Este recorrido que parte del yo que se cuestiona, lo va socavando en cada pregunta y
culmina en el sujeto que se desdibuja, va acompañado por la métrica: trece estrofas
formadas por dísticos que invierten la lógica inquisitiva pregunta / respuesta en
afirmación / pregunta. En la estructura de estos dísticos, la aseveración es el lugar de lo
objetivo, del mundo; la pregunta, el espacio cuestionado y cuestionador del sujeto
imaginario. En el poema, cada escena del mundo objetivo anula el deseo del sujeto
imaginario de escribir, hablar, leer, innovar, ir al teatro, analizar un cuadro o pensar en
la trascendencia, “como si se tratase de un gran escenario donde la vida ilustra las
acciones que se desarrollan alrededor bajo el nexo de los interrogantes que certifican su
oposición a los enunciados” (Merino, 2005: 568). La anulación sería absoluta, si no
fuera porque en sí misma constituye la factura del poema.
En este texto, el sujeto simbólico que se relaciona con el sujeto imaginario es una de
las figuras de mayor relevancia a lo largo de la literatura del siglo XX: la del poeta
comprometido, que oscila entre la posibilidad de enfocarse en cuestiones espirituales y
artísticas o responder a la coyuntura política.

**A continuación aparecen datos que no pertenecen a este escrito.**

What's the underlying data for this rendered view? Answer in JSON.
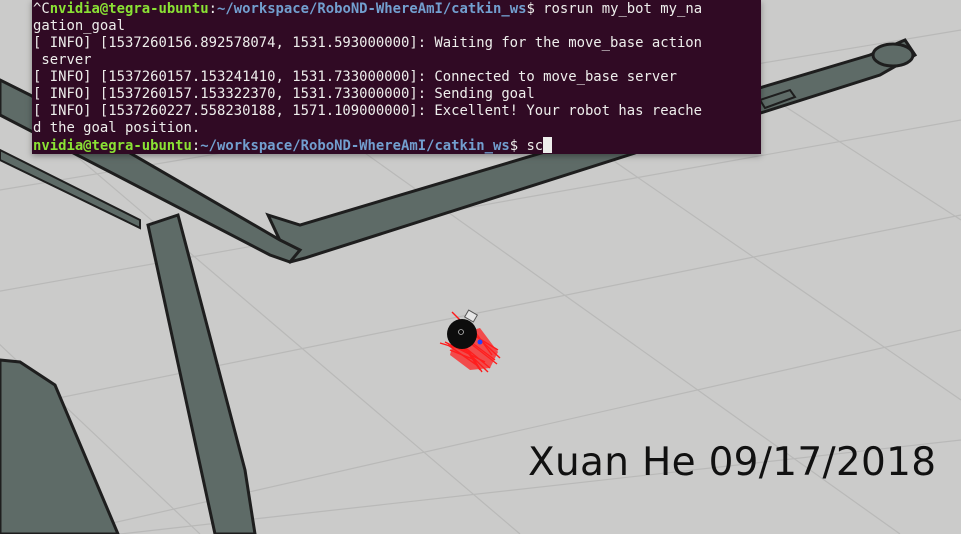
{
  "terminal": {
    "lines": [
      {
        "prefix": "^C",
        "user": "nvidia@tegra-ubuntu",
        "sep": ":",
        "path": "~/workspace/RoboND-WhereAmI/catkin_ws",
        "suffix": "$ rosrun my_bot my_na"
      },
      {
        "text": "gation_goal"
      },
      {
        "text": "[ INFO] [1537260156.892578074, 1531.593000000]: Waiting for the move_base action"
      },
      {
        "text": " server"
      },
      {
        "text": "[ INFO] [1537260157.153241410, 1531.733000000]: Connected to move_base server"
      },
      {
        "text": "[ INFO] [1537260157.153322370, 1531.733000000]: Sending goal"
      },
      {
        "text": "[ INFO] [1537260227.558230188, 1571.109000000]: Excellent! Your robot has reache"
      },
      {
        "text": "d the goal position."
      }
    ],
    "prompt": {
      "user": "nvidia@tegra-ubuntu",
      "sep": ":",
      "path": "~/workspace/RoboND-WhereAmI/catkin_ws",
      "suffix": "$ sc"
    }
  },
  "watermark": {
    "text": "Xuan He 09/17/2018"
  },
  "colors": {
    "terminal_bg": "#300a24",
    "terminal_fg": "#eeeeec",
    "prompt_user": "#8ae234",
    "prompt_path": "#729fcf",
    "floor": "#cbcbca",
    "grid": "#b8b8b7",
    "map_wall": "#5d6a66",
    "wall_edge": "#222222",
    "particles": "#ff1a1a",
    "robot": "#101010"
  }
}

Este sujeto simbólico, a lo largo del siglo,
ofrece una respuesta a esta oscilación en la figura del poeta marxista, respuesta que aúna
la lucha en el plano político (“Alguien limpia un fusil en su cocina”), con el despliegue
ideológico en el plano discursivo que focaliza y se centra en la figura del marginado.
El tercer elemento de la tríada, la figura del autor César Vallejo, interesa en cuanto su
biografía aporta el dato de que se trata de un poema escrito en uno de los momentos
históricos de mayor condensación del sujeto simbólico: la Guerra Civil Española.
Vallejo, interpelado por esta situación política como gran parte de la generación de
poetas hispanoamericanos y europeos de la primera mitad del siglo XX, participó
activamente en apoyo de la República. En 1937 había recorrido los frentes de batalla
españoles y había representado al Perú en el II Congreso de Escritores Antifascistas. El
poema está fechado el 5 de noviembre de ese año.
De este modo, el sujeto imaginario, disgregado e identificado con el doliente,
encuentra en el sujeto simbólico su soporte ideológico y en la figura del autor la tensión
vivencial que atraviesa el poema. La única respuesta posible a las preguntas que habita
el sujeto imaginario está dada por la existencia misma del poema, que cuestiona la
legitimidad del arte desde y en la creación de un objeto artístico.